Students tend to identify themselves as good at one of two academic categories: math/science or humanities.
They think of themselves as either a “math person” or an “English person,” and parents often help foster such thinking, considering the two studies distinct and separate.
With the rise of technology, many humanities lovers find themselves at a considerable disadvantage. College admissions committees seem to favor students with STEM (Science/Technology/Engineering/Math) profiles.
The vast majority of new jobs require STEM-based backgrounds. When funds are cut, the humanities are often the first to go. As a result, many would-be humanities majors are discouraged about this field of study, finding it archaic and irrelevant in the modern world. However, such thinking is extremely limited in scope and vision.
Since the 1940s, but really in the last five years, a new type of humanities has been on the rise: Digital Humanities. When you consider that traditional humanities studies have been around for hundreds, if not thousands, of years (philosophy, literature, etc.), Digital Humanities is a fledgling field indeed. In fact, it is so new that even its definition is still in a formative state.
What is Digital Humanities? Well, in one sense, all information and data in this modern age is becoming digitized. However, there are specific applications within humanities studies of the technological tools that are becoming so pervasive.

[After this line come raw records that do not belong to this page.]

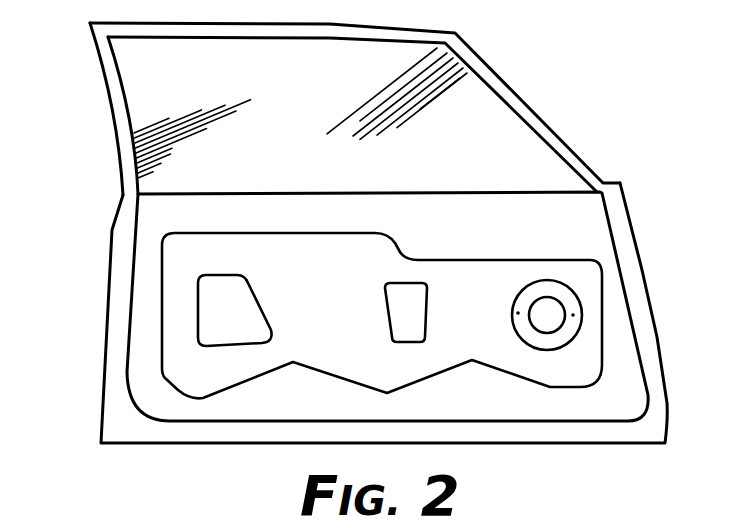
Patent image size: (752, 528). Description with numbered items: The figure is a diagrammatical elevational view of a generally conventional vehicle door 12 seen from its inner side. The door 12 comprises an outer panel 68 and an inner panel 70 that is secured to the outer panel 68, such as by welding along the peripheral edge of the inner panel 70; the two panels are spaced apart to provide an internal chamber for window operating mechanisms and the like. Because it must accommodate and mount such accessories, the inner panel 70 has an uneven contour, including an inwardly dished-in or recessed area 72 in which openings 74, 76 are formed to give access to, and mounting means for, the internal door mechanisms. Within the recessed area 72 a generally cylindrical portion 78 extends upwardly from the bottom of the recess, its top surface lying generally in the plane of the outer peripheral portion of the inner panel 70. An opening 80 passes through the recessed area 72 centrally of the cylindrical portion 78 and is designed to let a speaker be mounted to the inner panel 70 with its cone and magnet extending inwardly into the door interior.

The vehicle door 12 is at (562, 112).
The outer panel 68 is at (112, 287).
The inner panel 70 is at (140, 342).
The recessed area 72 is at (312, 340).
The opening 74 is at (247, 298).
The opening 76 is at (393, 303).
The generally cylindrical portion 78 is at (517, 323).
The opening 80 is at (538, 303).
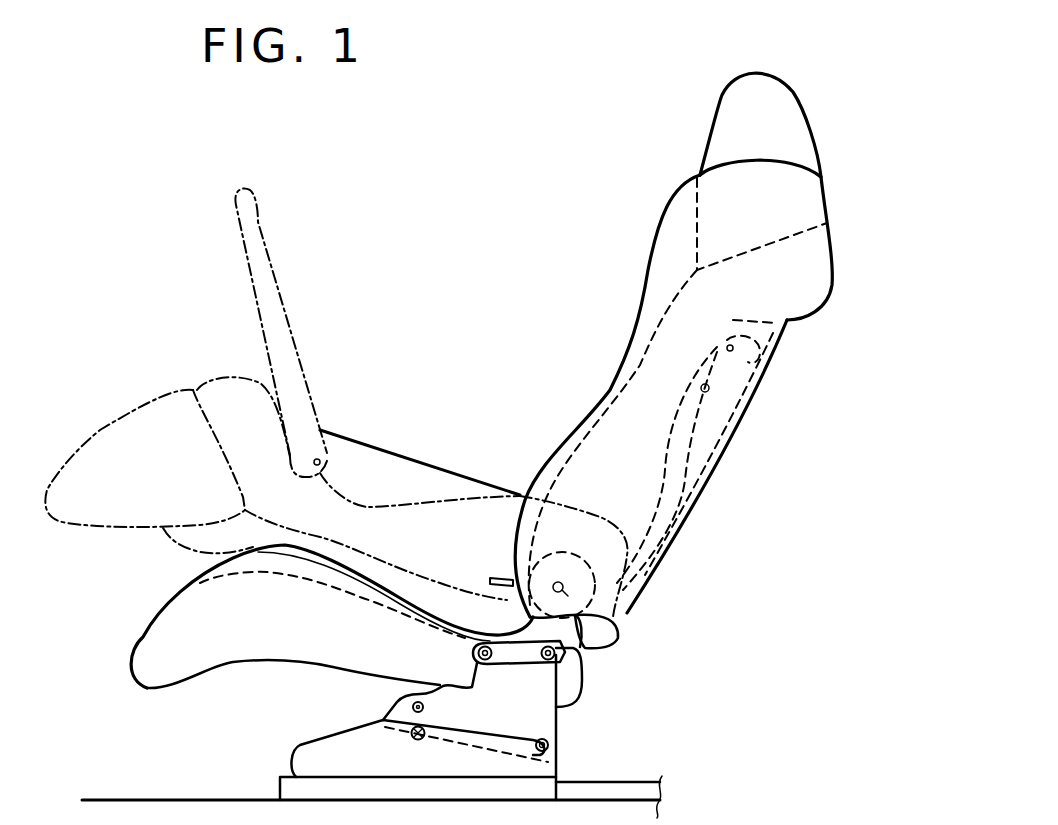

In fact, it no longer makes sense for students to think of themselves as exclusively a “math person” or an “English person,” a devotee of STEM versus a devotee of the Humanities. Increasingly, hybrid academic fields are beginning to take advantages of both academic categories.
Specifically, Digital Humanities is a new major (sometimes a minor) that is offered at various colleges and universities. (The University of Virginia has an entire institute—The Institute for Advanced Technology in the Humanities—dedicated to this study, which was started in the 90’s through a grant from IBM.) Professor Johanna Drucker, who teaches an introduction to Digital Humanities course at UCLA calls the study “work at the intersection of digital technology and humanities disciplines.” The goal of such work is to “expand the reach and impact of the humanities and humanistic knowledge for the public good.”
However, what is the nature of such work? Well, the possibilities are varied and wide-reaching. They include: 3D visualization, text-mining, mapping, network analysis. Projects might include creating a digital encyclopedia of early civilization, or curating an on-line art exhibit, or reconstructing in 3D an ancient city.
What kinds of jobs are available for Digital Humanities majors? The possibilities are as diverse as the study itself. Most obviously, there is library work. Since the rise of the Internet, the idea of digitizing text has stirred up all kinds of debate, from the near-miraculous accessibility of information in digital form to the controversy over copyright laws in this new technological world. However these controversies are resolved, rest assured there will be plenty of opportunities for Digital Humanities majors to find meaningful and profitable ways to participate in this very current discussion.
Additionally, Digital Humanities majors participate in social media campaigns. They work for museums. They help build databases. They manage large projects. That’s just the start.
One reason that students might want to consider a Digital Humanities major is that the interdisciplinary nature of the study makes it extremely attractive in the job market. As William Pannapacker of The Chronicle of Higher Education writes, “DH offers transferable skills that can land (students) in administration, coding, grant writing, and project management if they are unable to find permanent academic posts.”
In fact, Pannapacker describes his experiences at the Digital Humanities Summer Institute, hosted by the University of Victoria, as one of increasing conviction as the numbers of participants tripled over the past five years, and the participants talk about the advantages of “the transformative power of the work.”
As Laura Mandell, director of the Initiative for Digital Humanities, Media, and Culture at Texas A&M University, says, “cuts are coming in everywhere in the humanities, and money is being strategically reallocated, but DH is seen as a good bet for continuing investment.
So more and more people are seeking to be identified with it.” Or, in short, as market expert Karen Kelsky says, “any candidate who can add an expertise in Digital Humanities to their conventional profile is going to be noticed.”
High school students may not feel equipped to make a commitment as a Digital Humanities major, per se. However, the nature of this discussion only highlights the fact that the academic world is transforming and students must stay ahead of the curve. For STEM students, the job market is largely secure. There are more jobs than there are qualified applicants, and universities are actively seeking qualified candidates within these majors. However, there is room for the savvy humanities lover as well.
My advice for the parents whose child seems inclined toward the humanities, the child who would rather pick up a good book than sit at a computer, is to encourage these interests while simultaneously bolstering his or her exposure to digital learning.
While that student may or may not want to make a career in STEM, this education will be invaluable for his or her career in the humanities. It will also make him or her an attractive, perceptive, and well-rounded candidate in the sea of “math-only” versus “English-only” candidates when applying to college.